Super Tuesday: Independents Shape The Race In Vermont Primary

A surge in turnout by independent voters helped shape the race in Vermont- potentially complicating life, at least a little, for Mitt Romney, who pulled of a win in Vermont despite lackluster support from Independent voters.

Forty-one percent GOP primary voters in the state described themselves as Independents, vastly higher than the 23 percent of independents voting in the state's open primary in 2008. And this year 40 percent of those independent voters supported Ron Paul, versus 28 percent for next-state neighbor Romney.

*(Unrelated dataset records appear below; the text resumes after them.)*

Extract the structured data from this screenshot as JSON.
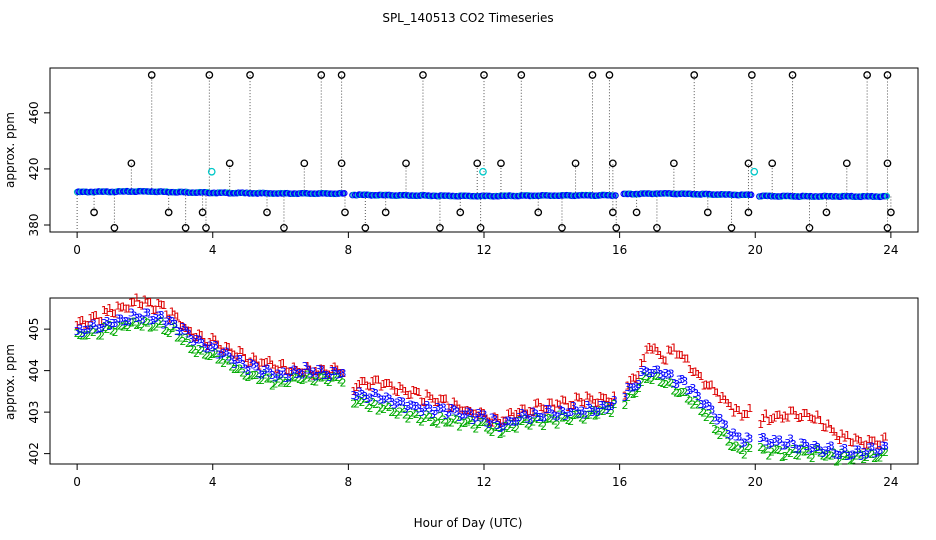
{
  "chart_data": [
    {
      "type": "scatter",
      "title": "SPL_140513  CO2 Timeseries",
      "xlabel": "",
      "ylabel": "approx. ppm",
      "xlim": [
        -0.8,
        24.8
      ],
      "ylim": [
        375,
        492
      ],
      "x_ticks": [
        0,
        4,
        8,
        12,
        16,
        20,
        24
      ],
      "y_ticks": [
        380,
        420,
        460
      ],
      "grid": false,
      "baseline": [
        [
          0.0,
          403.5
        ],
        [
          2.0,
          404.0
        ],
        [
          4.0,
          403.0
        ],
        [
          6.0,
          402.5
        ],
        [
          7.9,
          402.4
        ],
        [
          8.1,
          401.5
        ],
        [
          10.0,
          401.0
        ],
        [
          12.0,
          400.6
        ],
        [
          14.0,
          401.0
        ],
        [
          15.9,
          401.2
        ],
        [
          16.1,
          402.0
        ],
        [
          17.2,
          402.5
        ],
        [
          19.9,
          401.3
        ],
        [
          20.1,
          400.6
        ],
        [
          23.9,
          400.3
        ]
      ],
      "outliers_high": [
        2.2,
        3.9,
        5.1,
        7.2,
        7.8,
        10.2,
        12.0,
        13.1,
        15.2,
        15.7,
        18.2,
        19.9,
        21.1,
        23.3,
        23.9
      ],
      "outliers_mid": [
        1.6,
        4.5,
        6.7,
        7.8,
        9.7,
        11.8,
        12.5,
        14.7,
        15.8,
        17.6,
        19.8,
        20.5,
        22.7,
        23.9
      ],
      "outliers_low": [
        0.5,
        1.1,
        2.7,
        3.2,
        3.7,
        3.8,
        5.6,
        6.1,
        7.9,
        8.5,
        9.1,
        10.7,
        11.3,
        11.9,
        13.6,
        14.3,
        15.8,
        15.9,
        16.5,
        17.1,
        18.6,
        19.3,
        19.8,
        21.6,
        22.1,
        23.9,
        24.0
      ],
      "outlier_values": {
        "high": 487,
        "mid": 424,
        "low": 389,
        "lower": 378
      },
      "cyan_points": [
        [
          3.97,
          418
        ],
        [
          11.97,
          418
        ],
        [
          19.97,
          418
        ]
      ],
      "colors": {
        "baseline": "#0000ff",
        "baseline_edge": "#00bbbb",
        "outlier": "#000000",
        "cyan": "#00c8c8",
        "sample_line": "#555555"
      }
    },
    {
      "type": "line",
      "title": "",
      "xlabel": "Hour of Day (UTC)",
      "ylabel": "approx. ppm",
      "xlim": [
        -0.8,
        24.8
      ],
      "ylim": [
        401.75,
        405.75
      ],
      "x_ticks": [
        0,
        4,
        8,
        12,
        16,
        20,
        24
      ],
      "y_ticks": [
        402,
        403,
        404,
        405
      ],
      "grid": false,
      "series": [
        {
          "name": "1",
          "label_char": "1",
          "color": "#dd0000",
          "points": [
            [
              0.0,
              405.1
            ],
            [
              1.0,
              405.4
            ],
            [
              1.8,
              405.7
            ],
            [
              2.5,
              405.5
            ],
            [
              3.0,
              405.2
            ],
            [
              3.2,
              405.0
            ],
            [
              3.8,
              404.7
            ],
            [
              4.0,
              404.7
            ],
            [
              5.0,
              404.3
            ],
            [
              6.0,
              404.1
            ],
            [
              6.5,
              404.0
            ],
            [
              7.5,
              404.0
            ],
            [
              7.9,
              404.0
            ],
            [
              8.1,
              403.6
            ],
            [
              9.0,
              403.7
            ],
            [
              10.0,
              403.4
            ],
            [
              11.0,
              403.2
            ],
            [
              12.0,
              402.9
            ],
            [
              12.5,
              402.8
            ],
            [
              13.0,
              403.0
            ],
            [
              14.0,
              403.2
            ],
            [
              15.0,
              403.3
            ],
            [
              15.9,
              403.3
            ],
            [
              16.1,
              403.4
            ],
            [
              16.5,
              403.9
            ],
            [
              16.9,
              404.6
            ],
            [
              17.2,
              404.3
            ],
            [
              17.7,
              404.5
            ],
            [
              18.0,
              404.2
            ],
            [
              18.5,
              403.7
            ],
            [
              19.0,
              403.4
            ],
            [
              19.5,
              403.0
            ],
            [
              19.9,
              403.0
            ],
            [
              20.1,
              402.8
            ],
            [
              21.0,
              403.0
            ],
            [
              21.8,
              402.9
            ],
            [
              22.5,
              402.4
            ],
            [
              23.0,
              402.3
            ],
            [
              23.8,
              402.3
            ]
          ]
        },
        {
          "name": "2",
          "label_char": "2",
          "color": "#00aa00",
          "points": [
            [
              0.0,
              404.8
            ],
            [
              1.0,
              405.0
            ],
            [
              1.8,
              405.2
            ],
            [
              2.5,
              405.1
            ],
            [
              3.0,
              404.9
            ],
            [
              3.2,
              404.7
            ],
            [
              3.8,
              404.4
            ],
            [
              4.0,
              404.4
            ],
            [
              5.0,
              403.9
            ],
            [
              6.0,
              403.7
            ],
            [
              6.5,
              403.8
            ],
            [
              7.5,
              403.8
            ],
            [
              7.9,
              403.8
            ],
            [
              8.1,
              403.3
            ],
            [
              9.0,
              403.1
            ],
            [
              10.0,
              402.9
            ],
            [
              11.0,
              402.8
            ],
            [
              12.0,
              402.7
            ],
            [
              12.5,
              402.5
            ],
            [
              13.0,
              402.7
            ],
            [
              14.0,
              402.8
            ],
            [
              15.0,
              402.9
            ],
            [
              15.9,
              403.1
            ],
            [
              16.1,
              403.2
            ],
            [
              16.5,
              403.6
            ],
            [
              16.9,
              403.9
            ],
            [
              17.2,
              403.8
            ],
            [
              17.7,
              403.5
            ],
            [
              18.0,
              403.4
            ],
            [
              18.5,
              403.0
            ],
            [
              19.0,
              402.5
            ],
            [
              19.5,
              402.1
            ],
            [
              19.9,
              402.1
            ],
            [
              20.1,
              402.1
            ],
            [
              21.0,
              402.0
            ],
            [
              21.8,
              402.0
            ],
            [
              22.5,
              401.9
            ],
            [
              23.0,
              401.9
            ],
            [
              23.8,
              402.0
            ]
          ]
        },
        {
          "name": "3",
          "label_char": "3",
          "color": "#0000ff",
          "points": [
            [
              0.0,
              404.95
            ],
            [
              1.0,
              405.15
            ],
            [
              1.8,
              405.35
            ],
            [
              2.5,
              405.25
            ],
            [
              3.0,
              405.05
            ],
            [
              3.2,
              404.85
            ],
            [
              3.8,
              404.55
            ],
            [
              4.0,
              404.55
            ],
            [
              5.0,
              404.1
            ],
            [
              6.0,
              403.85
            ],
            [
              6.5,
              404.0
            ],
            [
              7.5,
              403.95
            ],
            [
              7.9,
              403.95
            ],
            [
              8.1,
              403.45
            ],
            [
              9.0,
              403.35
            ],
            [
              10.0,
              403.1
            ],
            [
              11.0,
              403.0
            ],
            [
              12.0,
              402.85
            ],
            [
              12.5,
              402.65
            ],
            [
              13.0,
              402.85
            ],
            [
              14.0,
              403.0
            ],
            [
              15.0,
              403.05
            ],
            [
              15.9,
              403.2
            ],
            [
              16.1,
              403.35
            ],
            [
              16.5,
              403.75
            ],
            [
              16.9,
              404.05
            ],
            [
              17.2,
              403.95
            ],
            [
              17.7,
              403.75
            ],
            [
              18.0,
              403.6
            ],
            [
              18.5,
              403.2
            ],
            [
              19.0,
              402.7
            ],
            [
              19.5,
              402.3
            ],
            [
              19.9,
              402.3
            ],
            [
              20.1,
              402.3
            ],
            [
              21.0,
              402.25
            ],
            [
              21.8,
              402.15
            ],
            [
              22.5,
              402.05
            ],
            [
              23.0,
              402.05
            ],
            [
              23.8,
              402.15
            ]
          ]
        }
      ]
    }
  ]
}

Romney came back with broad support among the nearly half of Vermont voters who are Republicans. But the results raise some questions about his ability to inspire his loyalists to come to the polls, at least in snowy Vermont.

A third of voters in Vermont picked electability - being able to defeat Barack Obama in November - as the most important candidate attribute in their vote, and nearly six in 10 of them voted for Romney. So did more than half of the voters looking for the right experience. Still Romney, former governor of neighboring Massachusetts, showed important vulnerabilities:

  • Asked which candidate best understands the problems of average Americans, 33 percent picked Paul, versus the 28 percent that chose Romney.
  • Among the one in four voters who called "moral character" the most important attribute in their vote, 42 percent voted for Paul and 40 percent for Santorum, while just 15 percent for picked Romney.
  • And those looking chiefly for a true conservative - albeit just one in seven voters - also picked Paul and Santorum by wide margins over Romney, giving them 40 percent and 34 percent respectively, versus 12 percent for Romney.

Nearly six in 10 Vermont GOP primary voters picked the economy as the most important issue in their vote, and they voted for Romney over other candidates. But among the roughly one in four who thought the federal budget deficit was the most important issue, Paul ran evenly with Romney. And while Romney did well with voters making more than $50,000 a year, Paul, again, was competitive with him among the less well-off.

Two other factors worked in Romney's favor: "Very" conservative voters, a group in which he's struggled, made up 18 percent of the voters in Vermont, their lowest share in any state to date. And 27 percent of Vermont voters were evangelicals, another more difficult group for Romney - fewer than anywhere but New Hampshire.